Asia Pacific Breweries Ltd (APB) announced today, that the proposed sale of its 50% owned Heineken-APB (China) Pte Ltd (HAPBC) to China Resources Snow Breweries Limited (CRSB) could not be completed as it was unable to reach an agreement after its latest round of discussions with CRSB. The proposed divestment comprised HAPBC’s 49% interest in Jiangsu Dafuhao Breweries Co, Ltd (DFH) and 100% of Shanghai Asia Pacific Brewery Company Limited (SAPB).

Mr Roland Pirmez, Chief Executive Officer, APB commented, “While we are disappointed that the sale to CRSB fell through, this has by no means affected our operations within China. We remain on track with our International Premium Brand Strategy as our higher margin Tiger and Heineken brands record growing volumes in China.”

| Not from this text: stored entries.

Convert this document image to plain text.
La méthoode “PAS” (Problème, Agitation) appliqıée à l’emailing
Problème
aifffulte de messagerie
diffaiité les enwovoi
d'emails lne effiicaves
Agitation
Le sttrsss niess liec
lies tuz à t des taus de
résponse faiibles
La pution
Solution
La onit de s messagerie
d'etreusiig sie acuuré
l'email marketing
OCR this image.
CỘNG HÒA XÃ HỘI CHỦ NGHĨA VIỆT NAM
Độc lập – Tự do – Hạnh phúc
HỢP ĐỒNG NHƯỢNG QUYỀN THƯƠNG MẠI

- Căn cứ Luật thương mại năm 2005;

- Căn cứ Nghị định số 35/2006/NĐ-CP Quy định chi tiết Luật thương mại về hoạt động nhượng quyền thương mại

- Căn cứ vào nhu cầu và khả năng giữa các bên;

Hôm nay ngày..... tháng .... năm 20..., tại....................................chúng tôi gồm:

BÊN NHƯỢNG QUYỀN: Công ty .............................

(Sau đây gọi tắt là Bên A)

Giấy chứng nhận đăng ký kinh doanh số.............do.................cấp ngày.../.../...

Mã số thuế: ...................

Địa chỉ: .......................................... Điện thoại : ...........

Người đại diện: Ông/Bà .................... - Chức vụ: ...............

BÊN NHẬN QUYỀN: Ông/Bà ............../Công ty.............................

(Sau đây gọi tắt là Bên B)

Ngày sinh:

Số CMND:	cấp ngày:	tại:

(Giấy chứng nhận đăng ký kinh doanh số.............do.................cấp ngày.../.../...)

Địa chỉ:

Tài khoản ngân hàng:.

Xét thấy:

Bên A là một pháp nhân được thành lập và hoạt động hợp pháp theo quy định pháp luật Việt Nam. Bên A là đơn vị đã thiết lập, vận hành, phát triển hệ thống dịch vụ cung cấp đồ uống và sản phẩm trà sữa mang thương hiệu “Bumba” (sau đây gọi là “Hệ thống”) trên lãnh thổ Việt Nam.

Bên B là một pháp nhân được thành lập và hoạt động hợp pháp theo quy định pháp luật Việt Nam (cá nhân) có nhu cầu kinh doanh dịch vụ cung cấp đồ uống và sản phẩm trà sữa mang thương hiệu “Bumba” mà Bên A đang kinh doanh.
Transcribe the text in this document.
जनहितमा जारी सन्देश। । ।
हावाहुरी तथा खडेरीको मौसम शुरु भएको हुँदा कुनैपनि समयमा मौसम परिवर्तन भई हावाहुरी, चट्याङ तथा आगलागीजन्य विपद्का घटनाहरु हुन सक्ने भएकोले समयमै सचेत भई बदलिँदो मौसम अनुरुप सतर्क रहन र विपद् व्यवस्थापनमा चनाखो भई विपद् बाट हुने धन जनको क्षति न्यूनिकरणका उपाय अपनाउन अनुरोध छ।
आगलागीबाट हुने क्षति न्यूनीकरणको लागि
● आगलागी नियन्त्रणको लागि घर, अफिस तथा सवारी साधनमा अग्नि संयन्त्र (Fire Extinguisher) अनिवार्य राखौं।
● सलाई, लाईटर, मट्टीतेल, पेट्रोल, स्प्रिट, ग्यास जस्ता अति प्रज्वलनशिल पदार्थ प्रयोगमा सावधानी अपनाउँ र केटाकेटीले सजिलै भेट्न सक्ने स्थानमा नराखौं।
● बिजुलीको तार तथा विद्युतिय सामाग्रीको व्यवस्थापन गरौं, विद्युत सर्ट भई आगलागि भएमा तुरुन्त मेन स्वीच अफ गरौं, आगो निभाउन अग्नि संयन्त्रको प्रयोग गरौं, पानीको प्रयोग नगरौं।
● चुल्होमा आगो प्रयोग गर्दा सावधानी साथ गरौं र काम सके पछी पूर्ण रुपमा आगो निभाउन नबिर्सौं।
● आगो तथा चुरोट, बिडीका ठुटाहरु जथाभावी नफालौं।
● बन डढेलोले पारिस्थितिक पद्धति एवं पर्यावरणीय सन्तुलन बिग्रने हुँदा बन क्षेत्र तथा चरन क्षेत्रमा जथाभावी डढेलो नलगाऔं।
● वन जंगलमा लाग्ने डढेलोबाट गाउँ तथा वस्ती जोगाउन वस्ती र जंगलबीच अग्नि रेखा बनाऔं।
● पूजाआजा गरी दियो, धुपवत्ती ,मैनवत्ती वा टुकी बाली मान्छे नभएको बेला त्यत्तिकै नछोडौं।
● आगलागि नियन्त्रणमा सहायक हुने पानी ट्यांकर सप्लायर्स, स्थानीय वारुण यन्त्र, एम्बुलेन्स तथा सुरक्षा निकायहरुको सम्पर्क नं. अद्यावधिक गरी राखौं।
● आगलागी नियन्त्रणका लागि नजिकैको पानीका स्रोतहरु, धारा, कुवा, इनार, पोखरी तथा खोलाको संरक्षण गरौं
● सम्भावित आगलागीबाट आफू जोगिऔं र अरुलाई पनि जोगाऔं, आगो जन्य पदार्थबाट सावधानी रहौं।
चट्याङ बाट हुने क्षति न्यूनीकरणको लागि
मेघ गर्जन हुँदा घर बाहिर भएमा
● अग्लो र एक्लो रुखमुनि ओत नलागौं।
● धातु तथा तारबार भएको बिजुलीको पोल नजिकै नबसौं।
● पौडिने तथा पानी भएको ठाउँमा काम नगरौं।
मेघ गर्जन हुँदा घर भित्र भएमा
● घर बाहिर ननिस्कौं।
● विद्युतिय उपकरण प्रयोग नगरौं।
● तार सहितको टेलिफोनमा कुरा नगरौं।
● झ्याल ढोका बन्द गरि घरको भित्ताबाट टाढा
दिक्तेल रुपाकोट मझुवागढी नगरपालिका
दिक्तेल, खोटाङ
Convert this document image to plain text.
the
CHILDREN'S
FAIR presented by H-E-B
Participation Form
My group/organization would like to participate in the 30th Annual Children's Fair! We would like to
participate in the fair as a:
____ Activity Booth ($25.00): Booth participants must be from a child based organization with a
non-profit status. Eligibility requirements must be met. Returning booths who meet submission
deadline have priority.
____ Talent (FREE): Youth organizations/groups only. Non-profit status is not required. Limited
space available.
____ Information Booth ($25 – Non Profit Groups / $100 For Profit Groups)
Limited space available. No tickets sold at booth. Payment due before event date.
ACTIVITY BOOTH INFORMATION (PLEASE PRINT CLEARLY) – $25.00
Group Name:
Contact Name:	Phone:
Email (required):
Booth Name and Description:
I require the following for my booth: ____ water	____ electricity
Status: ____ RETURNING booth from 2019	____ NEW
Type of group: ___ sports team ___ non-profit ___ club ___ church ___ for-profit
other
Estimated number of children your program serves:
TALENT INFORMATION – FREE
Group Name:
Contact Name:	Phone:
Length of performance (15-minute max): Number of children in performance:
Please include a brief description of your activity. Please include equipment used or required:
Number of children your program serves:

The divestment of DFH and SAPB is in line with APB’s restructuring efforts in China as it focuses on its International Premium Brand Strategy. Despite receiving unconditional approval by the PRC authorities, CRSB decided to terminate the agreement on the basis that it would not be completed given the summons raised by DFH. HAPBC is contesting the summons served by DFH (as being groundless and without merit), including challenging the jurisdiction of the Nantong Intermediate People’s Court over the matters raised in the summons.

In light of the termination of the sale, APB expects a negative impact of approximately S$8.5 million due to transaction costs and operational losses from sale assets from October 2011 to March 2012.

Separately, HAPBC has initiated arbitration against Nantong Fuhao Alcohol Industry Co., Ltd (NAC) at the China International Economic and Trade Arbitration Commission in Beijing and is claiming against NAC for various breaches of the JVA, including but not limited to:

– Refusal to provide HAPBC with financial information of DFH;

– Refusal to cooperate with HAPBC for HAPBC to conduct an audit on DFH pursuant to the JVA;

– Acting in furtherance of NAC’s interest to the detriment of DFH in relation to the relocation of DFH’s main factory in Tongzhou; and

– Acting unilaterally without HAPBC’s approval in relation to material DFH matters.

In light of the above, APB is unable to determine either the financial position or valuation of DFH and considers it prudent to make a provision for the impairment of APB’s 50% share of the total book value of DFH. This amounts up to approximately S$30.0 million.

“This provision for the impairment of DFH removes the last piece of uncertainty in our China minority shareholdings; thereby freeing us to solely concentrate on our next level of growth in China via our International Premium Brand Strategy,” he continued.